但我從沒埋怨過自己的身份,父親的雙手給了我錦衣玉食,大魏這時代給了我自由使用貨幣的機會。況且讀書求學,我也不過是想多有些學問罷了,也不想求個什麼一官半爵。
人們常說商人重利輕別離,可我知道,我不是。我是個善良的,重情義的人。
要知道在大魏之前,商人連穿絲綢的權利都沒有,隻能穿娟和布,對於現狀我向來是滿足的。
黎民百姓尚有路邊餓殍,而我盛流年豐衣足食,縱然心中悔恨懷才不遇,又有什麼可抱怨的呢?
縱然我起初的確是這樣一個淡泊的,溫和的人,可最終我還是變了,而這個變故來自於一個明媚春日。
暮春,柳絮翻飛的季節,如同滿天墜雪,美好而讓人不覺神迷。像是柔軟而溫柔的夢境,在陽光下鋪陳開的模樣。
若你在這個時節上街,一定能看到士族公子的高頭大馬,鬃毛柔順,尾巴飄逸,轡頭馬鞍精致而漂亮。
若你在這個時節上街,一定能看到著鵝黃粉綠的美好淑女,她們撐著傘,提著香袋,輕聲笑語,恣意而靚麗。
春日,這是獨獨屬於年輕人的美好的春日,有著溫暖的陽光,盛開的花,和一切美好的東西。

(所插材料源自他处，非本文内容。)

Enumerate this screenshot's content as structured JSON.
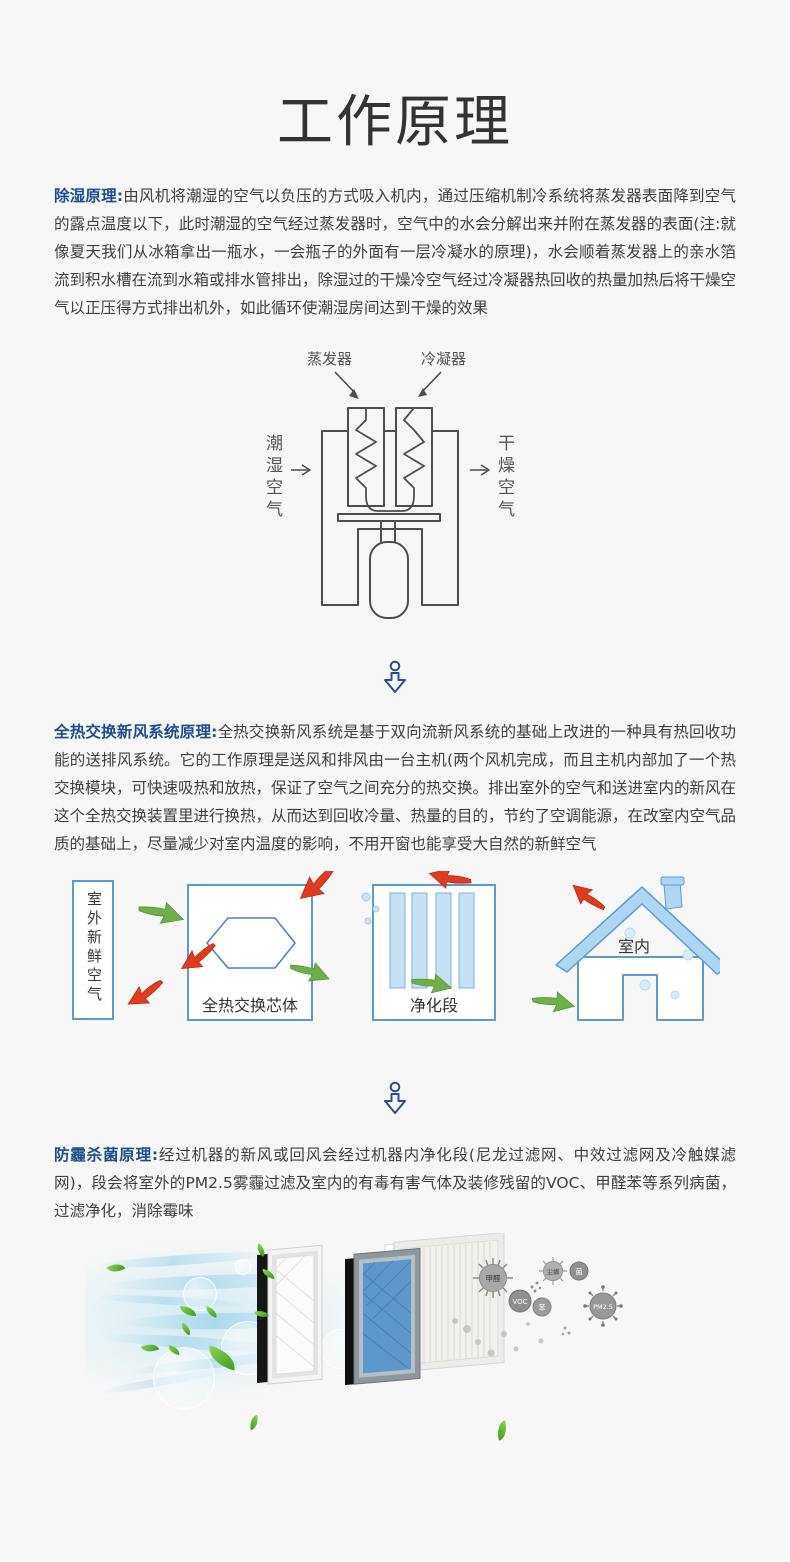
{
  "title": "工作原理",
  "sections": [
    {
      "label": "除湿原理:",
      "body": "由风机将潮湿的空气以负压的方式吸入机内，通过压缩机制冷系统将蒸发器表面降到空气的露点温度以下，此时潮湿的空气经过蒸发器时，空气中的水会分解出来并附在蒸发器的表面(注:就像夏天我们从冰箱拿出一瓶水，一会瓶子的外面有一层冷凝水的原理)，水会顺着蒸发器上的亲水箔流到积水槽在流到水箱或排水管排出，除湿过的干燥冷空气经过冷凝器热回收的热量加热后将干燥空气以正压得方式排出机外，如此循环使潮湿房间达到干燥的效果"
    },
    {
      "label": "全热交换新风系统原理:",
      "body": "全热交换新风系统是基于双向流新风系统的基础上改进的一种具有热回收功能的送排风系统。它的工作原理是送风和排风由一台主机(两个风机完成，而且主机内部加了一个热交换模块，可快速吸热和放热，保证了空气之间充分的热交换。排出室外的空气和送进室内的新风在这个全热交换装置里进行换热，从而达到回收冷量、热量的目的，节约了空调能源，在改室内空气品质的基础上，尽量减少对室内温度的影响，不用开窗也能享受大自然的新鲜空气"
    },
    {
      "label": "防霾杀菌原理:",
      "body": "经过机器的新风或回风会经过机器内净化段(尼龙过滤网、中效过滤网及冷触媒滤网)，段会将室外的PM2.5雾霾过滤及室内的有毒有害气体及装修残留的VOC、甲醛苯等系列病菌，过滤净化，消除霉味"
    }
  ],
  "diagram1": {
    "evaporator": "蒸发器",
    "condenser": "冷凝器",
    "humid_air": "潮湿空气",
    "dry_air": "干燥空气"
  },
  "diagram2": {
    "outdoor_air": "室外新鲜空气",
    "core": "全热交换芯体",
    "purify": "净化段",
    "indoor": "室内"
  },
  "filters": {
    "particles": [
      "甲醛",
      "VOC",
      "苯",
      "尘螨",
      "菌",
      "PM2.5"
    ]
  },
  "colors": {
    "accent_blue": "#1e4c8f",
    "diagram_blue": "#5b9bd5",
    "arrow_green": "#6fae4a",
    "arrow_red": "#e03a20",
    "line_gray": "#4d4d4d"
  }
}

可是,盡管我是其中一員,但這種美好卻不屬於我,因為春天裏,我有怕的東西。
翻飛的柳絮雖美,可是卻是能致命的東西。
我有哮喘症,一到飄柳絮的日子,我就隻能罩著圍帽出行。
可是那一日,在融融春光裏,一陣不算巧的春風,將我圍在麵上的圍帽忽然吹了下去。
一個大男人蒙麵出門,本來就已經夠尷尬的了,偏偏又鬧出了這麼一個奇怪的劇情,我簡直恨不得在地上找個縫爬進去。
我一邊縱馬去追趕飄走的圍帽,一邊捂住口鼻。
這仿佛是話本子裏女主角的戲碼,此時需要有個英雄救美的人物出現。
可是我沒當成英雄,反而成了“虎口美人”,而那個拯救了我的英雄正是蘇州城第一美人,嶽霖鈴。
櫻粉羅裙似翩翩起舞的飛花,她彎下如清風拂柳般細軟的腰肢,抬起如青蔥般秀麗的手指,將我的圍帽拾了起來。
圍帽上粘了塵土,和我的汗漬,讓我心生愧疚。
她說:“這位公子,給。”
麵容如出水芙蓉,笑靨似晴空藍兮,聲音好像百鳥空靈,這樣的一個女子,四書五經似乎都已經無法描繪她的容顏了。